Let's Go Back to the Bible

You Have Forgotten Me

Some of the saddest passages in the Bible can be found in the messages of the Old Testament prophets. God said to His people before their captivity, “Can a virgin forget her ornaments, or a bride her attire? Yet My people have forgotten Me Days without number” (Jer. 2:32). Four times in the book of Jeremiah God tells His people that they have forgotten Him. We see why this is so important, “For My people have forgotten Me, they burn incense to worthless gods And they have stumbled from their ways, from the ancient paths, to walk in bypaths, not on a highway” (Jer. 18:15). It is possible that we, His people, can forget the ancient paths and follow the “bypaths” that God never intended. In doing so, we get so far from Him that we forget who He is and worship our own image of Him.

God, through Ezekiel, wrote, “Therefore, thus says the Lord GOD, ‘Because you have forgotten Me and cast Me behind your back, bear now the punishment of your lewdness and your harlotries’” (Ezek. 23:35). Ezekiel was taken in the first captivity that Jeremiah lamented over. In his forty-eight-chapter book, Ezekiel wrote a form of “you will know that I am the Lord” sixty-seven times. God is serious about His people knowing who He is and what is expected of them. That is why it is imperative that His church, purchased with the blood of His Son, doesn’t forget Him.
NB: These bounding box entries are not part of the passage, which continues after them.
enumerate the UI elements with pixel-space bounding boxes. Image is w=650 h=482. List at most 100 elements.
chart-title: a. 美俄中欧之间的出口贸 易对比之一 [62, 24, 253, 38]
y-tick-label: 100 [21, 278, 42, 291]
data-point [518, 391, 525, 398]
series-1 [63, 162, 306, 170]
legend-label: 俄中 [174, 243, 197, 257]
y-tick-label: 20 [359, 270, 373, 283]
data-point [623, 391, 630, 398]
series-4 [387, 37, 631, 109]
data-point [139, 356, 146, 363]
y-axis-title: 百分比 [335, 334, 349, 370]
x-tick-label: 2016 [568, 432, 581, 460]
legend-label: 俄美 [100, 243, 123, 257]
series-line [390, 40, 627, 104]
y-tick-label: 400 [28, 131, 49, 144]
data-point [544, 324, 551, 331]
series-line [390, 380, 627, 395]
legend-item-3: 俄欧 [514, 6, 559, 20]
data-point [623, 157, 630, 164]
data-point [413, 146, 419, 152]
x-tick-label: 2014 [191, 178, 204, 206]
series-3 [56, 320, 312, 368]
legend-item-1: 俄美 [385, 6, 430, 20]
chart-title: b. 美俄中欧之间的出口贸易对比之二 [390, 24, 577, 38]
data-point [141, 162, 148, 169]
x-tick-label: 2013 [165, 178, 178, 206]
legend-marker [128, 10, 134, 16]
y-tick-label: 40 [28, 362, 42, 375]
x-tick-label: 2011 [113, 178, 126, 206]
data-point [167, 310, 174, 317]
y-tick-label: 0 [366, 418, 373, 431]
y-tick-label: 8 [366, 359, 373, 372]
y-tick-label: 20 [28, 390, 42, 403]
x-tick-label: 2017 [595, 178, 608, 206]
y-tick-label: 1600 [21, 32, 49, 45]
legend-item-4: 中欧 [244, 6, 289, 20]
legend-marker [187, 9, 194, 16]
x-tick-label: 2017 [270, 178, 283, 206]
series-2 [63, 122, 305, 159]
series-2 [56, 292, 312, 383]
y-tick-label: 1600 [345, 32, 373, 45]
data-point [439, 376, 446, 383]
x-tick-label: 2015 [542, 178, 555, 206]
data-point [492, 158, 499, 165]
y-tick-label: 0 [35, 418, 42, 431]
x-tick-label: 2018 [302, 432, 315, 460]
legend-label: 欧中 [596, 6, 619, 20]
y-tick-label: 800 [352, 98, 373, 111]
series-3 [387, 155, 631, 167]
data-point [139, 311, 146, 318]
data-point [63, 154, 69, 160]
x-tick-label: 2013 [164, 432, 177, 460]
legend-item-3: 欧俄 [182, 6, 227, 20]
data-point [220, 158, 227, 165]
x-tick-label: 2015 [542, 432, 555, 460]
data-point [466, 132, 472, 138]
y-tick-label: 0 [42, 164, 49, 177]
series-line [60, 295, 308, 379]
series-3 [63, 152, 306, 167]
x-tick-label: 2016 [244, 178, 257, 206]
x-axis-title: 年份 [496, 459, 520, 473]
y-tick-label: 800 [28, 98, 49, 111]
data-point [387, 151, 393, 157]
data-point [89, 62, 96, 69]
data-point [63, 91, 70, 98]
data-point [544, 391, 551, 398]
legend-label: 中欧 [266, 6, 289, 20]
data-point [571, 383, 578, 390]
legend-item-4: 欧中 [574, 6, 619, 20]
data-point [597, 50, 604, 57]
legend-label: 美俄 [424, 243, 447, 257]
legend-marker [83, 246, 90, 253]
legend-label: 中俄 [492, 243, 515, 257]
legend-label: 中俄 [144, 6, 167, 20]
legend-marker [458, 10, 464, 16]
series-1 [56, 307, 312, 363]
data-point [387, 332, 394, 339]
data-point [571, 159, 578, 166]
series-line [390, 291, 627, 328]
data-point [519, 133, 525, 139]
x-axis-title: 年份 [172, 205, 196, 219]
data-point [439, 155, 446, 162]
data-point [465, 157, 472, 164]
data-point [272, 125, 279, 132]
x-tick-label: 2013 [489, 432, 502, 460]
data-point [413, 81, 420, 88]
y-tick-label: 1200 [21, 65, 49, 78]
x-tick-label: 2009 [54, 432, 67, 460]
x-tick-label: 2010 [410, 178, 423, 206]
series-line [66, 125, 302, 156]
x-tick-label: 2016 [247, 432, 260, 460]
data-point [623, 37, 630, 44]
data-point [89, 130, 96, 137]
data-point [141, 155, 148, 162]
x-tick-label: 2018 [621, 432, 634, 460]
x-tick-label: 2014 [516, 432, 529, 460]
It is possible for us to think we know God and not be known by Him (Matt. 7:20-21). If we absorb denominational concepts of God, they can change our Biblical concept of Him. For example, many have quoted, “The Lord works in mysterious ways, His wonders to perform,” as though it were scripture. However, it is a hymn composed by William Cowper in 1773. In more recent years, there have been many books published that write of some “radical” new concept of God or Jesus. Then, songs are made famous that speak of God’s “reckless” love as though the Bible was a romance novel. We can step off the path and onto a bypath if we are not feeding ourselves on a healthy diet of the Bible and biblical concepts of God. We need to stay away from fast food theology and shallow denominational rhetoric.

It is possible to forget God by getting distracted from Him by the world around us. “And the one on whom seed was sown among the thorns, this is the man who hears the word, and the worry of the world and the deceitfulness of wealth choke the word, and it becomes unfruitful” (Matt. 13:22).

There are so many other ways to forget God. The most important thing is that we don’t. We must not become like the people in the days of Jeremiah and Ezekiel and forget God “days without number.”